I can't help feeling that if you want to run a good restaurant, your over-arching philosophy should be to examine the way they go about things at grotesque billionaire-baiting PR exercise Nusr Et steakhouse, and then do the absolute opposite. This includes decorating anything (anything savoury at least) with gold leaf. Ignoring that pointless bit of bling, the paneer was lovely, charred from the grill on the outside and with a nice soft texture inside.


"Gutti Vankaya" were baby aubergine, also nicely charred and soft and sweet inside, in another tamarind sauce which went down well.


The Colonel Saab Daal Makhani was a supreme example of its kind, with a deep buttery flavour and those intense, almost chocolately notes added by the slow-cooked lentils. Very glad indeed we ordered this.
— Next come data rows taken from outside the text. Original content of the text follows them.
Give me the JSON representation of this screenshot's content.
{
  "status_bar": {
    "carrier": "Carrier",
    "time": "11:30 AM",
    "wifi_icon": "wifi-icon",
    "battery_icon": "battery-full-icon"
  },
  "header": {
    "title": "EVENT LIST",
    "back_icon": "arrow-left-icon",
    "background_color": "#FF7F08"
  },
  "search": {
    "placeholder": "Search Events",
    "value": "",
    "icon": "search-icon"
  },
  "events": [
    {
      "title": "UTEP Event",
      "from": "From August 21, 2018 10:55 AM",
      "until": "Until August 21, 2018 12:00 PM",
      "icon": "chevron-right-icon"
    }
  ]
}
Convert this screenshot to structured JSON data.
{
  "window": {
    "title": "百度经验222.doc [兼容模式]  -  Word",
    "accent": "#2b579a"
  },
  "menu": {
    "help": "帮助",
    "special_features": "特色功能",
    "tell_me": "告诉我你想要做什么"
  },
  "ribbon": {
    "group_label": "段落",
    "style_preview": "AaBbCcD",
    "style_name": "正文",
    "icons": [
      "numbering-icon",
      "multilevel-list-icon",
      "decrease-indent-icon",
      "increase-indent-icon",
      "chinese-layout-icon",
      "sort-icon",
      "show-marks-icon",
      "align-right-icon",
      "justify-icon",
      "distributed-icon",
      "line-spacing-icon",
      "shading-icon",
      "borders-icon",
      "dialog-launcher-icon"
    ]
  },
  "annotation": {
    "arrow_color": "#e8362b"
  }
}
Naans were also very good - so good in fact that once we realised how much sauce we had left over in the paneer and aubergine dishes and the daal, we ordered another one. You'd expect somewhere like this to get the bread offering right, but I can tell you from experience it's by no means a given.


I'm going to have to leave on a bit of a down note though - lamb chops were over-salty, anaemic tasting and (weirdly, although it doesn't look like this from my photo) boasting very little char or crunch from the grill. Perhaps I'm a bit demanding when it comes to lamb chops, but this is only thanks to being served impeccable versions at other restaurants. I'm afraid these didn't compare at all.

But overall, there was plenty else to enjoy about Colonel Saab. You could almost certainly, if you avoided the lamb chops (or maybe if you were just luckier than me and they turned up in a slightly less sorry state), construct yourself an extremely pleasant meal in this gorgeous space, and that's something very much to admire. True, it's not quite A-tier alongside the very best high-end Indians in town, despite what their prices may suggest, but there's still some thoughtful, skilled cooking going on that's more than worth a look-in. Whether they settle in and push themselves to the top tier or I'm back reviewing the same space under different management in a year or two, only time will tell - but I genuinely hope it's the former.

7/10

I was invited to Colonel Saab and didn't see a bill. I think a reasonable amount to spend would be about £70/head.